(REPUBLICAÇÃO)
habitava o mistério da água. a estação termal da pele. curandeira de si e dos demais vagueava a encosta em busca da planta certa para a enfermidade que assolava a plebe. para si mesma escolhia a mais amarga - bebia, não raras vezes, o fel da terra, e, reconfortada, numa espécie de penitência póstuma, prosseguia viagem num voo invertido de quilhas e asas.
naquela manhã deu-se conta de que acordara inversa à tão desejada resistência, ao efeito triturador do tempo. acordara na forma atópica da derme, salina, ainda que, reconhecendo a (ainda) plasticidade cerebral. acordara crosta que ao mais pequeno sopro se exaltava em manchas desmesuradas, ora vermelhas, ora enegrecidas à cor serosa das tempestades. os dedos avermelhavam-se no efeito emocional de um botok que recusava. no texto e no contexto, bebia do mistério da água, um a um, de todos os factores, genéticos, epigenéticos, e dos mais que a ciência ainda não inventara.
pelo buraco da fechadura olhou-se fronteiriça, anedónica, num estado que temia. pouco prazer já retirava das coisas que até ai tinham ilustrado o traço da sua vida à cor purpura; mediu-se na fragilidade da sua intolerância, naquele estado em que, urticária ou eczema, tanto faz, lhe provocava o desconforto da reactividade; tomou-se de si, atravessou o quarto de dormir, depois o hall, onde, na semi-penumbra, vislumbrava os olhos dos que antes e depois dela própria, transportavam de si, comum genética.
"a importância está nos genes, na tenacidade, na vontade de vencer, de nunca se entregar... só estes factores determinam a qualidade das pessoas longevas", lera enquanto lá dentro a luta era pela vida a qualquer preço, ainda que, segundo a segundo, menores as sinapsias e inferiores os reflexos...
atravessou o escuro do hall. sentiu-se invadida - há espaços que são só nossos. sentiu-se fria. a tal sensibilidade excessiva mortificava-a, e, de novo, na memória, a certeza inabalável de que a natureza tudo resolve e dela, o mistério da água. mas, e o frio, Júlia? o frio?...
um sorriso mordeu-lhe a alma "júlia, tu sabes, os astros não morrem, arrefecem..."

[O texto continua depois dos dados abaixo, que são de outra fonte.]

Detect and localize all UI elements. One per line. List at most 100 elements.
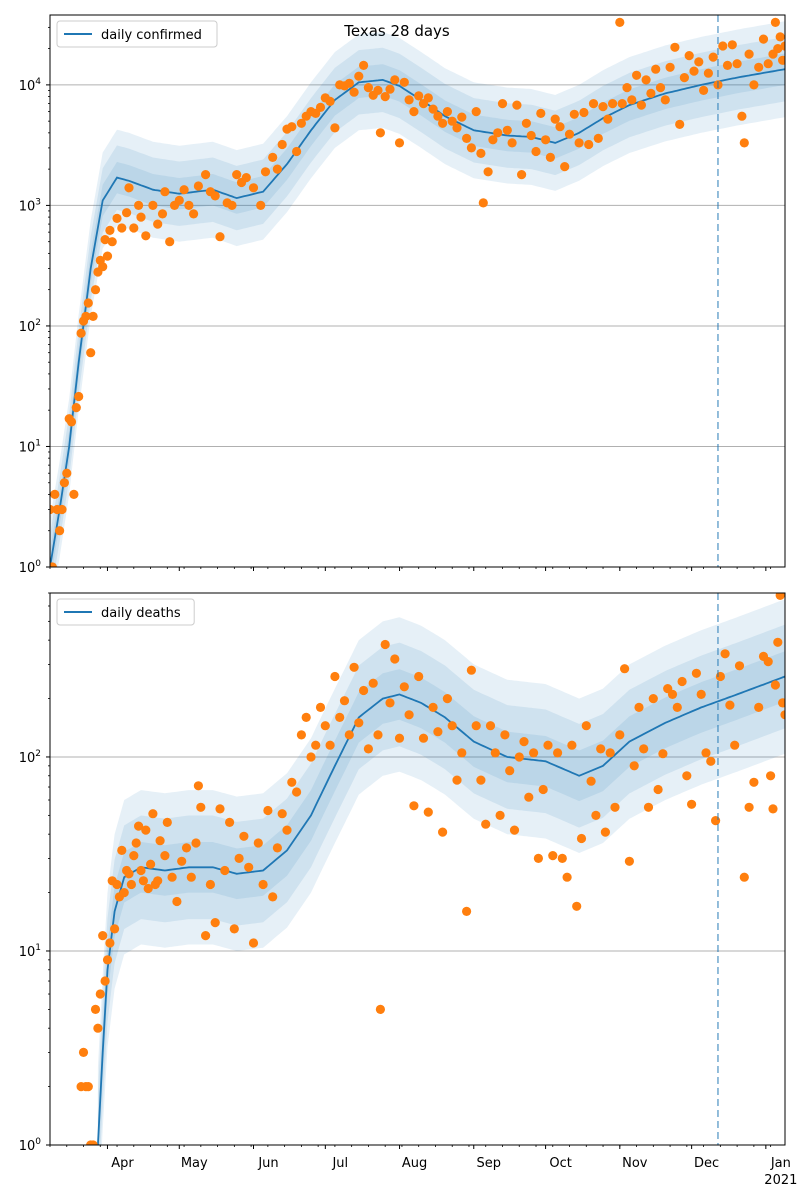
- data-point: [603, 114, 613, 124]
- data-point: [186, 872, 196, 882]
- data-point: [708, 52, 718, 62]
- data-point: [368, 678, 378, 688]
- data-point: [483, 167, 493, 177]
- data-point: [385, 698, 395, 708]
- data-point: [600, 827, 611, 837]
- data-point: [689, 66, 699, 76]
- data-point: [112, 213, 122, 223]
- data-point: [428, 104, 438, 114]
- y-tick-label: 101: [19, 438, 41, 455]
- data-point: [550, 114, 560, 124]
- data-point: [69, 489, 79, 499]
- data-point: [210, 918, 220, 928]
- y-tick-label: 102: [19, 749, 41, 766]
- data-point: [727, 40, 737, 50]
- data-point: [505, 766, 515, 776]
- data-point: [107, 237, 117, 247]
- data-point: [296, 730, 306, 740]
- x-tick-label: Dec: [694, 1156, 719, 1171]
- data-point: [155, 836, 165, 846]
- data-point: [452, 775, 462, 785]
- data-point: [160, 851, 170, 861]
- data-point: [596, 744, 606, 754]
- data-point: [560, 162, 570, 172]
- data-point: [696, 689, 706, 700]
- data-point: [167, 872, 177, 882]
- confirmed-panel: 100 101 102 103 104 daily confirmed: [19, 14, 786, 576]
- data-point: [414, 671, 424, 682]
- data-point: [292, 146, 302, 157]
- data-point: [457, 748, 467, 758]
- data-point: [586, 776, 596, 786]
- data-point: [507, 138, 517, 148]
- uncertainty-band: [50, 21, 785, 567]
- data-point: [105, 225, 115, 235]
- data-point: [66, 417, 77, 427]
- data-point: [90, 285, 101, 295]
- data-point: [780, 41, 785, 51]
- data-point: [564, 129, 575, 139]
- data-point: [399, 682, 409, 692]
- data-point: [553, 748, 563, 758]
- observed-points: [50, 17, 785, 567]
- data-point: [86, 348, 96, 358]
- data-point: [691, 668, 702, 678]
- data-point: [766, 771, 776, 781]
- data-point: [438, 118, 448, 128]
- data-point: [141, 231, 151, 241]
- x-tick-label: Jun: [257, 1156, 278, 1171]
- data-point: [253, 838, 263, 848]
- data-point: [119, 888, 129, 898]
- data-point: [229, 924, 239, 934]
- data-point: [581, 721, 591, 731]
- data-point: [629, 761, 639, 771]
- data-point: [478, 198, 488, 208]
- data-point: [667, 689, 678, 700]
- data-point: [390, 75, 400, 85]
- data-point: [593, 133, 603, 143]
- data-point: [153, 219, 163, 229]
- data-point: [651, 64, 661, 74]
- data-point: [476, 775, 486, 785]
- data-point: [244, 862, 254, 872]
- data-point: [758, 34, 769, 44]
- data-point: [409, 107, 419, 117]
- data-point: [404, 95, 414, 105]
- data-point: [665, 62, 675, 72]
- data-point: [476, 148, 486, 158]
- data-point: [90, 1004, 101, 1015]
- data-point: [574, 138, 584, 148]
- legend-label: daily confirmed: [101, 28, 202, 43]
- data-point: [548, 851, 558, 861]
- data-point: [215, 804, 225, 814]
- data-point: [98, 262, 108, 272]
- data-point: [414, 91, 424, 101]
- data-point: [81, 311, 91, 321]
- y-tick-label: 103: [19, 197, 41, 214]
- data-point: [375, 128, 385, 138]
- data-point: [447, 721, 457, 731]
- data-point: [248, 938, 259, 948]
- y-axis: 100 101 102 103 104: [19, 26, 50, 576]
- data-point: [232, 170, 242, 180]
- data-point: [438, 827, 448, 837]
- data-point: [466, 665, 476, 675]
- data-point: [591, 810, 601, 821]
- data-point: [263, 805, 273, 816]
- data-point: [292, 787, 302, 797]
- data-point: [526, 130, 536, 141]
- data-point: [770, 680, 781, 690]
- data-point: [778, 698, 785, 708]
- data-point: [129, 851, 139, 861]
- data-point: [225, 817, 235, 828]
- data-point: [88, 1140, 98, 1145]
- data-point: [93, 1023, 103, 1033]
- data-point: [117, 223, 127, 233]
- x-tick-label: Oct: [549, 1156, 571, 1171]
- data-point: [287, 122, 297, 132]
- data-point: [239, 831, 249, 841]
- data-point: [100, 235, 110, 245]
- data-point: [143, 883, 153, 894]
- data-point: [608, 99, 618, 109]
- data-point: [423, 807, 433, 817]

pegou na toalha, abriu a torneira
deixou que o fio escorresse do inox
livremente,
já quase a transbordar
entrou na banheira, deslizando, ela, a pele, o esmalte, as mãos, os gestos,
a contornar o epicentro das tempestades - ao momento, recordava-se, apeteceu-lhe gritar o instante inacabado, a fúria da charrua no encontro da várzea, o vislumbre nunca cicatrizado
sequelas
recidivas, e,
de um poema, uns versos,
"as sereias não se atrevem nos pastos,
nem as musas acolhem as lágrimas
nuas
nas conchas convexas dos olhos..."
nos seus lábios, a palavra
e o silêncio desconexo de neurónios - sinapsias menores...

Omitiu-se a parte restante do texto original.